Are you a frozen vegetable junkie? Or even just an occasional fan? Either way, we have the guide for you! We'll break down why to buy frozen veggies, plus provide an overview of the best ways to prep 'em. The end result will surely be delicious and nutritious while remaining budget-conscious. We call that a win-win.
Not only are frozen vegetables super budget-friendly, they are also quite convenient. On one hand, if your freezer is stocked with frozen veggies, it can save you a trip or two to the grocery store. Plus, some varieties even come pre-chopped (I'm looking at you, spinach). That previously chopped vegetable can be a time-saving gift on busy weeknights. Another great time saver is steamable bags of frozen vegetables; and as an added bonus, you will use fewer dishes in the cooking process since they can heat right in the bag. Additionally, using frozen produce cuts down on food waste, as you can safely consume it for a longer period of time. All the yes!
As we've discussed, frozen veggies are an awesome way to keep your kitchen convenient and budget-conscious. Most of the time these icy ingredients are a great addition to your recipes. However, there are a couple quick notes we want to make to ensure that you're using them correctly. If possible, buy fresh produce for the short time when it's in season and use frozen for the rest of the year. Also, if a vegetable is the star of your dish, it's best to buy it fresh. A simple carrot side dish won't quite delight with frozen carrots like fresh heirloom carrots from the farmer's market. Plan your menu and your grocery list accordingly!
Now that you know why frozen produce is great and the times to avoid it, let's explore some common ways to properly prepare these items. Here are seven methods for eating frozen vegetables.
You should NEVER boil frozen vegetables, or they will become a mushy mess. We recommend steaming them for better texture and flavor. Our favorite way is to steam them in a pot with a stovetop steamer. However, if you're in a pinch, simply microwave them for the same effect. Add a few tablespoons of water to a microwave safe dish and voila, you have an easy way to add healthy veggies to your dish. Nearly all frozen veggies can be prepared via steaming with good results.
Certain produce items don't do well with a classic steam and lend themselves better to being breaded and/or fried. Frozen asparagus, Brussels sprouts, broccoli, okra, butternut squash, and cauliflower are some examples of veggies that don't stand up to steaming. Instead, we recommend adding some texture to avoid the soggy with frying or breading. They can also be used in hotdish or casserole with the same delicious end result.

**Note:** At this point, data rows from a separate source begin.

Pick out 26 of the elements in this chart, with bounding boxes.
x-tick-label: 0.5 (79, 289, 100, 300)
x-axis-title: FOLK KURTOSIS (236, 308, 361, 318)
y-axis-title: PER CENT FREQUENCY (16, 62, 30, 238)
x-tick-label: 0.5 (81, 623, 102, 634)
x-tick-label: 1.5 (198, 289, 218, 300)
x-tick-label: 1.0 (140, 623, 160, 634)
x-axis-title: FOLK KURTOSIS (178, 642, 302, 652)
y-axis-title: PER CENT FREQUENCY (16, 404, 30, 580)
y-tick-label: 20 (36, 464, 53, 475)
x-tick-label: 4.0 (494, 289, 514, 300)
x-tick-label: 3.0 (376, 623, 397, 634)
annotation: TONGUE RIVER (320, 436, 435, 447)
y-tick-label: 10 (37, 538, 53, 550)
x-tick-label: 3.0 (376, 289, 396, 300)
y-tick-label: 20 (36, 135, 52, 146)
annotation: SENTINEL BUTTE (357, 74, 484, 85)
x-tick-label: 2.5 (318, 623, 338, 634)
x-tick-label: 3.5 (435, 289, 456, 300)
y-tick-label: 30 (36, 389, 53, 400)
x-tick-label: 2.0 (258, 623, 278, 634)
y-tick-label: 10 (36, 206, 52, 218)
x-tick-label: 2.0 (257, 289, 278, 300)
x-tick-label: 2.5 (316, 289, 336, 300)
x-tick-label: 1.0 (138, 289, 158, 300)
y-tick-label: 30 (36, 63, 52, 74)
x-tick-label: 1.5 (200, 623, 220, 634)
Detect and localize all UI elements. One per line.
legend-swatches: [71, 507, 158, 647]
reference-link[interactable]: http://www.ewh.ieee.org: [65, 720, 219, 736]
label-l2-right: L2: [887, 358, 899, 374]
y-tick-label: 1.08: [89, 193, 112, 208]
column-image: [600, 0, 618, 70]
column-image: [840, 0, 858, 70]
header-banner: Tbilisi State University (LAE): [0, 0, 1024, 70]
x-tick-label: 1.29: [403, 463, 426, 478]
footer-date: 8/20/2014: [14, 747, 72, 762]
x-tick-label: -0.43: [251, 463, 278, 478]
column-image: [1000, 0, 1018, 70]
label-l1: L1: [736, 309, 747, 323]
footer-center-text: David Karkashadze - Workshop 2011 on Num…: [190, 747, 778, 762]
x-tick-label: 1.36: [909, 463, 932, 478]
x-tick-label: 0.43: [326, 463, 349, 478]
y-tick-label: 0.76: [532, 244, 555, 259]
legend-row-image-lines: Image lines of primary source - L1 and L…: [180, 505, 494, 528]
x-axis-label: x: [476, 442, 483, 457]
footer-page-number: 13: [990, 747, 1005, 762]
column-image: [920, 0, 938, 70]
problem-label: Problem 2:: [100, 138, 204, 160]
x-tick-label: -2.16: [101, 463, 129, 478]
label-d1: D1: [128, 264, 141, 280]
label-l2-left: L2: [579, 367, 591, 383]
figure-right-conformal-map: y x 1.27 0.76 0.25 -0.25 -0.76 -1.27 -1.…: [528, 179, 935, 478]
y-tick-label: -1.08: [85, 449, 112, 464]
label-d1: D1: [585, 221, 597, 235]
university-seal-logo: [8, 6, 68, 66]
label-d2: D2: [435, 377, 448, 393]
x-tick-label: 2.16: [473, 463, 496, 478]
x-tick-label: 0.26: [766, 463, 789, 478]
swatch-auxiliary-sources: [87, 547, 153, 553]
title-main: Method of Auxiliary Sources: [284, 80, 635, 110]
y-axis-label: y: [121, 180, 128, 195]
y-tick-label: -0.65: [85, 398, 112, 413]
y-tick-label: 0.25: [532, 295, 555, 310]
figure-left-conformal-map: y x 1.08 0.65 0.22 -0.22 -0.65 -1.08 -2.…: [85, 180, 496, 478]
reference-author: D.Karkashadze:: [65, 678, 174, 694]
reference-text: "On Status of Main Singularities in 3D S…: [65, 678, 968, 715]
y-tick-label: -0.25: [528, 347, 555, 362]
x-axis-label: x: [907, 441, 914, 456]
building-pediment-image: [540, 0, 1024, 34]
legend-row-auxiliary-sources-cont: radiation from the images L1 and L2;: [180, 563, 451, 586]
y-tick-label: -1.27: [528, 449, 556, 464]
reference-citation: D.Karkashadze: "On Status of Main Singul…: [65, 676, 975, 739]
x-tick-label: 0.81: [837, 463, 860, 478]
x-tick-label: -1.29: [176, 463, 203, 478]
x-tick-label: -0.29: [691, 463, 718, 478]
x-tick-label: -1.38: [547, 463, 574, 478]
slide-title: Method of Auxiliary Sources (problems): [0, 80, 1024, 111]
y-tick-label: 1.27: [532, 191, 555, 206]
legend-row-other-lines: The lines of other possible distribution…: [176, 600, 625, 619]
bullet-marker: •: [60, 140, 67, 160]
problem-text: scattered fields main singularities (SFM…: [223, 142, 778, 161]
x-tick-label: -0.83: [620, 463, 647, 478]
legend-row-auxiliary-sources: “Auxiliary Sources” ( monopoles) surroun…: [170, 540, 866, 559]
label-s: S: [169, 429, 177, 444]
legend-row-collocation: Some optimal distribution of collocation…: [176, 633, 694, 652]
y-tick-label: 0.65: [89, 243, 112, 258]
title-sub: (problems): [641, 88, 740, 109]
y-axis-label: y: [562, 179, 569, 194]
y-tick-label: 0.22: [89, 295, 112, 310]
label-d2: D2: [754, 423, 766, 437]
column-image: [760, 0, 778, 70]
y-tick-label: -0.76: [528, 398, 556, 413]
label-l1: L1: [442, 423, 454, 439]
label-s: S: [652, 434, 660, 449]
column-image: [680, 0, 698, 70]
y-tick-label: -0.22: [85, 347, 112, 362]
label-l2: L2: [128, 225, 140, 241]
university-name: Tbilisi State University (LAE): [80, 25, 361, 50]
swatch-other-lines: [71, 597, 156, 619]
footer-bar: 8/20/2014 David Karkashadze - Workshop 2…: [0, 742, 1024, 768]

One way to serve that we sometimes overlook is cold. With just a quick thaw or mini steam, frozen vegetables can be a great addition to a cold dish like salad. Veggies that truly shine with this way of preparation are the bite-sized ones like frozen corn, bell pepper strips, green beans, peas, edamame, and quartered artichoke hearts. All of those would be tasty additions to many recipes.
It's not just avocado that can be smashed for a delectable end result. Frozen butternut squash and carrots, considered more mushy veggies, can be crafted into hummus or spread on toast. Just do a quick thaw, then experiment with these healthy ingredients. There's no limit to what you can do!
For breakfast fare especially, baking frozen vegetables right out of the package (no thaw required!) is delicious. Stratas, quiches, and frittatas are just a few of the vehicles from which to enjoy frozen goodness. You can also consider adding frozen ingredients to healthy muffins or protein cookies.
Mixing frozen veggies with other ingredients is a great way to prepare them. Add them to something that is patty-like, such as falafels or meatballs. You can even break down more fibrous vegetables in the food processor after a quick steam. For softer items, simply chop quickly before adding to your recipe. This method is one of our favorites, because it packs extra plant power into every bite!
This is an excellent way for frozen greens to shine, like spinach or kale. Swirl thawed produce into greek yogurt for a great dipping sauce. Mix into sour cream for a cool addition to tacos (with hidden veggies!). You could also bust out the food processor and add greens to pesto. There's surely a lot of room for creativity with this method.
We saved the best for last, since this is perhaps the easiest way to use frozen ingredients properly. For a blended soup like butternut squash, add the frozen veggies at any time since they don't need to provide any texture; in fact, their inherent mushiness is a bonus, since it can help smooth the soup. For a non-blended soup, like chicken noodle, add the frozen components near the end of cooking so they don't turn to mush from too much heat.
So overall, we've explored the reasons frozen vegetables are good for your wallet and save you time. Plus, we've shared the limited times they aren't the best to use. Then, we broke down seven amazing and varied ways to prepare frozen veggies for the best possible outcome. We hope you're all ready to tackle recipes with renewed gusto after reading our guide. Happy cooking!